2. Bagi konselor atau dokter, formulir informed consent sebagai bukti untuk melakukan
pemeriksaan diagnosis lanjutan. Selain itu dengan formulir informed consent akan
mempertegas kesepakatan dalam perjanjian terapeutik pemeriksaan diagnosis dengan
menjunjung tinggi prinsip konfidensialitas.
DAFTAR PUSTAKA

1. Purnama SG. Modul Etika dan Hukum Kesehatan. Purnama SG, editor. Bali: Fakultas Kedokteran
Universitas Udayana; 2016. 1–11 p.

2. Mentri Kesehatan Republik Indonesia. Peraturan Menteri Kesehatan Republik Indonesia


Nomor 290/MENKES/PER/III/2008. Kementrian Kesehatan Republik Indonesia. Jakarta:
Kementrian Kesehatan Republik Indonesia; 2008. p. 1–10.

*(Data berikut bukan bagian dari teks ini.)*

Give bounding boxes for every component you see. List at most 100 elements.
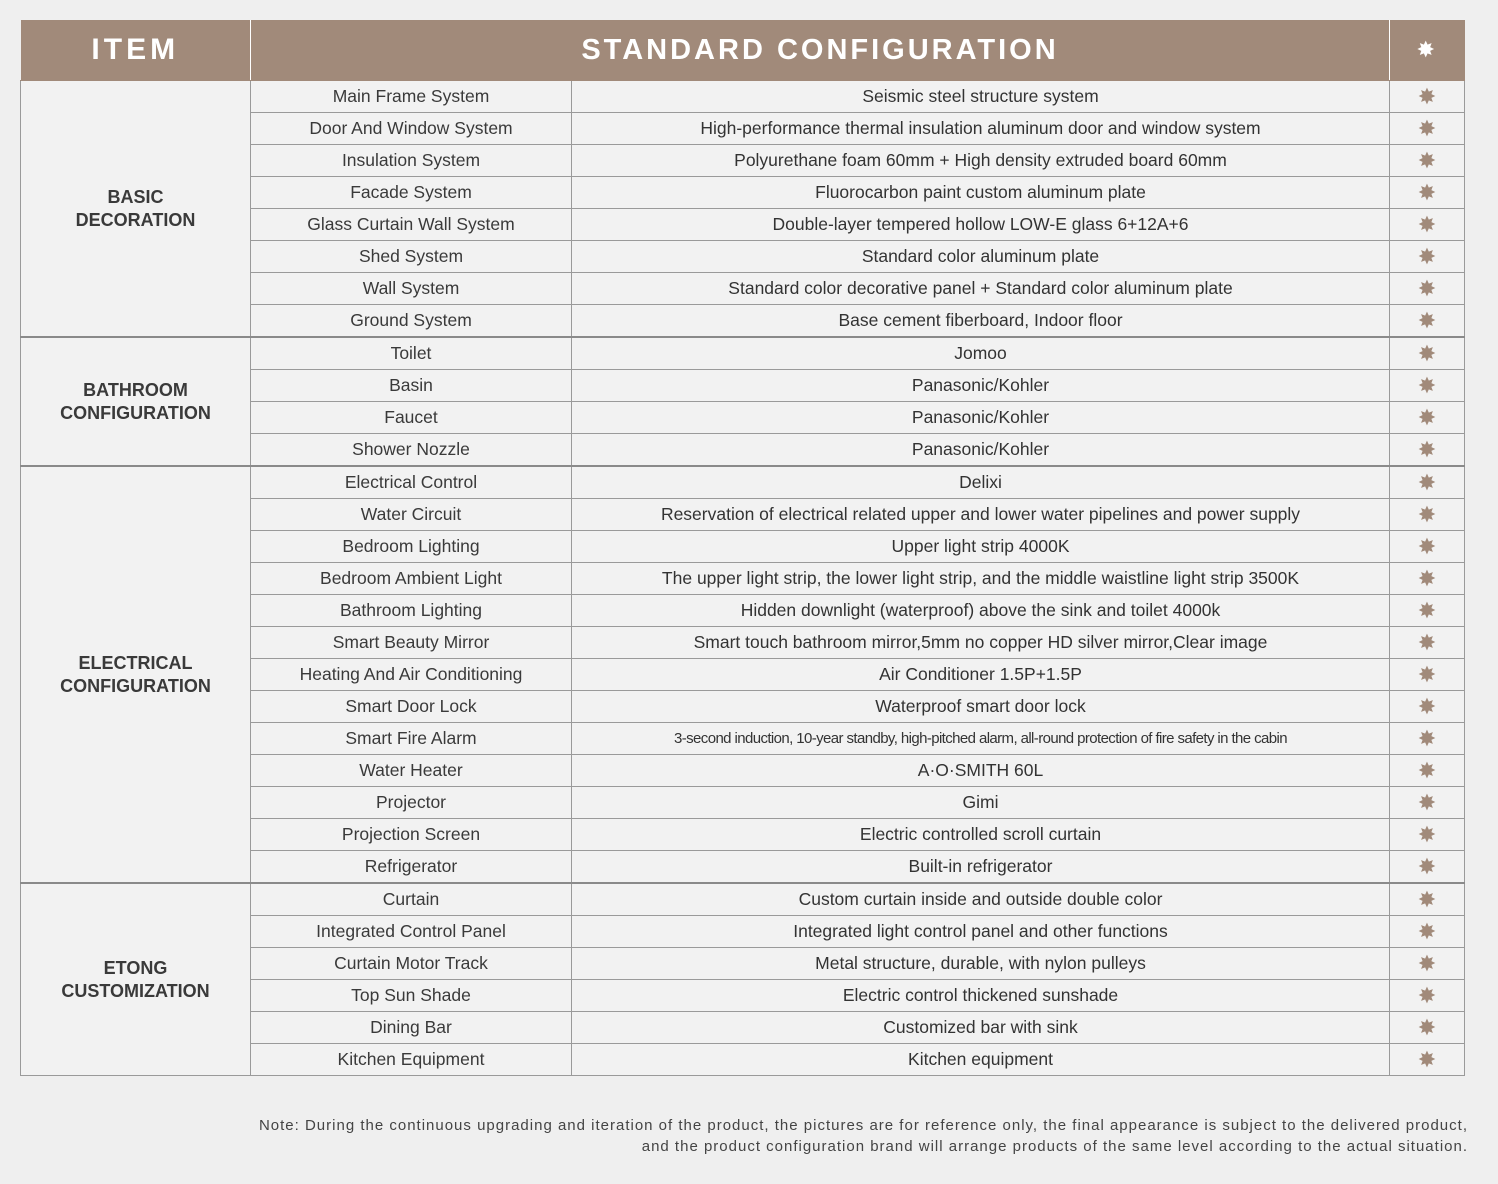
config-value: Built-in refrigerator — [571, 850, 1390, 884]
group-label-line: BATHROOM — [83, 379, 188, 400]
config-value: Electric control thickened sunshade — [571, 979, 1390, 1012]
star-icon: ✸ — [1389, 369, 1465, 402]
star-icon: ✸ — [1389, 336, 1465, 370]
star-icon: ✸ — [1389, 658, 1465, 691]
config-value: Electric controlled scroll curtain — [571, 818, 1390, 851]
config-value: 3-second induction, 10-year standby, hig… — [571, 722, 1390, 755]
config-value: Air Conditioner 1.5P+1.5P — [571, 658, 1390, 691]
item-name: Electrical Control — [250, 465, 572, 499]
group-label: ELECTRICAL CONFIGURATION — [20, 465, 251, 884]
table-row: Door And Window System High-performance t… — [21, 112, 1465, 145]
star-icon: ✸ — [1389, 722, 1465, 755]
group-label-line: CONFIGURATION — [60, 402, 211, 423]
item-name: Smart Door Lock — [250, 690, 572, 723]
table-row: ELECTRICAL CONFIGURATION Electrical Contro… — [20, 465, 1465, 884]
star-icon: ✸ — [1389, 754, 1465, 787]
table-row: Shower Nozzle Panasonic/Kohler ✸ — [21, 433, 1465, 467]
item-name: Smart Fire Alarm — [250, 722, 572, 755]
star-icon: ✸ — [1389, 1043, 1465, 1076]
header-star-icon: ✸ — [1389, 20, 1465, 81]
item-name: Main Frame System — [250, 80, 572, 113]
star-icon: ✸ — [1389, 594, 1465, 627]
config-value: Kitchen equipment — [571, 1043, 1390, 1076]
star-icon: ✸ — [1389, 401, 1465, 434]
item-name: Insulation System — [250, 144, 572, 177]
item-name: Smart Beauty Mirror — [250, 626, 572, 659]
item-name: Curtain — [250, 882, 572, 916]
table-row: Basin Panasonic/Kohler ✸ — [21, 369, 1465, 402]
item-name: Wall System — [250, 272, 572, 305]
star-icon: ✸ — [1389, 176, 1465, 209]
table-row: Faucet Panasonic/Kohler ✸ — [21, 401, 1465, 434]
item-name: Door And Window System — [250, 112, 572, 145]
item-name: Bedroom Ambient Light — [250, 562, 572, 595]
table-row: Ground System Base cement fiberboard, Ind… — [21, 304, 1465, 338]
item-name: Water Heater — [250, 754, 572, 787]
item-name: Bedroom Lighting — [250, 530, 572, 563]
item-name: Kitchen Equipment — [250, 1043, 572, 1076]
table-row: Facade System Fluorocarbon paint custom a… — [21, 176, 1465, 209]
group-label-line: ETONG — [103, 957, 168, 978]
group-label-line: DECORATION — [75, 209, 196, 230]
star-icon: ✸ — [1389, 465, 1465, 499]
item-name: Shower Nozzle — [250, 433, 572, 467]
config-value: Waterproof smart door lock — [571, 690, 1390, 723]
star-icon: ✸ — [1389, 1011, 1465, 1044]
config-value: Jomoo — [571, 336, 1390, 370]
header-standard-configuration: STANDARD CONFIGURATION — [250, 20, 1390, 81]
footnote-line-1: Note: During the continuous upgrading an… — [258, 1117, 1468, 1134]
item-name: Top Sun Shade — [250, 979, 572, 1012]
item-name: Dining Bar — [250, 1011, 572, 1044]
table-row: Integrated Control Panel Integrated light… — [21, 915, 1465, 948]
config-value: Standard color decorative panel + Standa… — [571, 272, 1390, 305]
table-row: Shed System Standard color aluminum plate… — [21, 240, 1465, 273]
config-value: Delixi — [571, 465, 1390, 499]
config-value: Custom curtain inside and outside double… — [571, 882, 1390, 916]
star-icon: ✸ — [1389, 112, 1465, 145]
item-name: Facade System — [250, 176, 572, 209]
star-icon: ✸ — [1389, 562, 1465, 595]
item-name: Shed System — [250, 240, 572, 273]
config-value: Base cement fiberboard, Indoor floor — [571, 304, 1390, 338]
group-label-line: CONFIGURATION — [60, 675, 211, 696]
config-value: Metal structure, durable, with nylon pul… — [571, 947, 1390, 980]
footnote: Note: During the continuous upgrading an… — [259, 1115, 1468, 1157]
config-value: High-performance thermal insulation alum… — [571, 112, 1390, 145]
star-icon: ✸ — [1389, 882, 1465, 916]
star-icon: ✸ — [1389, 786, 1465, 819]
config-value: Customized bar with sink — [571, 1011, 1390, 1044]
table-header-row: ITEM STANDARD CONFIGURATION ✸ — [20, 20, 1465, 81]
table-row: Water Circuit Reservation of electrical r… — [21, 498, 1465, 531]
config-value: Standard color aluminum plate — [571, 240, 1390, 273]
config-value: Panasonic/Kohler — [571, 401, 1390, 434]
table-row: Bathroom Lighting Hidden downlight (water… — [21, 594, 1465, 627]
star-icon: ✸ — [1389, 626, 1465, 659]
config-value: Upper light strip 4000K — [571, 530, 1390, 563]
star-icon: ✸ — [1389, 208, 1465, 241]
item-name: Projection Screen — [250, 818, 572, 851]
table-row: Wall System Standard color decorative pan… — [21, 272, 1465, 305]
config-value: The upper light strip, the lower light s… — [571, 562, 1390, 595]
star-icon: ✸ — [1389, 850, 1465, 884]
group-label: BATHROOM CONFIGURATION — [20, 336, 251, 467]
item-name: Refrigerator — [250, 850, 572, 884]
star-icon: ✸ — [1389, 915, 1465, 948]
table-row: Projector Gimi ✸ — [21, 786, 1465, 819]
table-row: Top Sun Shade Electric control thickened … — [21, 979, 1465, 1012]
config-value: Polyurethane foam 60mm + High density ex… — [571, 144, 1390, 177]
star-icon: ✸ — [1389, 498, 1465, 531]
table-row: Bedroom Ambient Light The upper light str… — [21, 562, 1465, 595]
config-value: Smart touch bathroom mirror,5mm no coppe… — [571, 626, 1390, 659]
star-icon: ✸ — [1389, 690, 1465, 723]
star-icon: ✸ — [1389, 947, 1465, 980]
table-row: ETONG CUSTOMIZATION Curtain Custom curtain … — [20, 882, 1465, 1076]
item-name: Curtain Motor Track — [250, 947, 572, 980]
table-row: Refrigerator Built-in refrigerator ✸ — [21, 850, 1465, 884]
item-name: Bathroom Lighting — [250, 594, 572, 627]
item-name: Toilet — [250, 336, 572, 370]
config-value: A·O·SMITH 60L — [571, 754, 1390, 787]
star-icon: ✸ — [1389, 818, 1465, 851]
star-icon: ✸ — [1389, 240, 1465, 273]
table-row: Bedroom Lighting Upper light strip 4000K ✸ — [21, 530, 1465, 563]
group-label-line: BASIC — [107, 186, 164, 207]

3. Pedoman Etika Profesi Kesehatan. Dewan Etika Medis Nasional. 2022. [Diperoleh dari
www.dewanetikamedis.id/pedoman etika] (www.dewanetika medis.id /pedoman-etika).

4. World Medical Association.WMA Declaration of Helsinki - Ethical Principles for Medical


Research Involving Human Subjects. JAMA. 2013;310(20):2191-2194.

5. Hall, M. A., & Bobinski, M. A. (Eds.). (2019). Health Care Law and Ethics. Wolters Kluwer.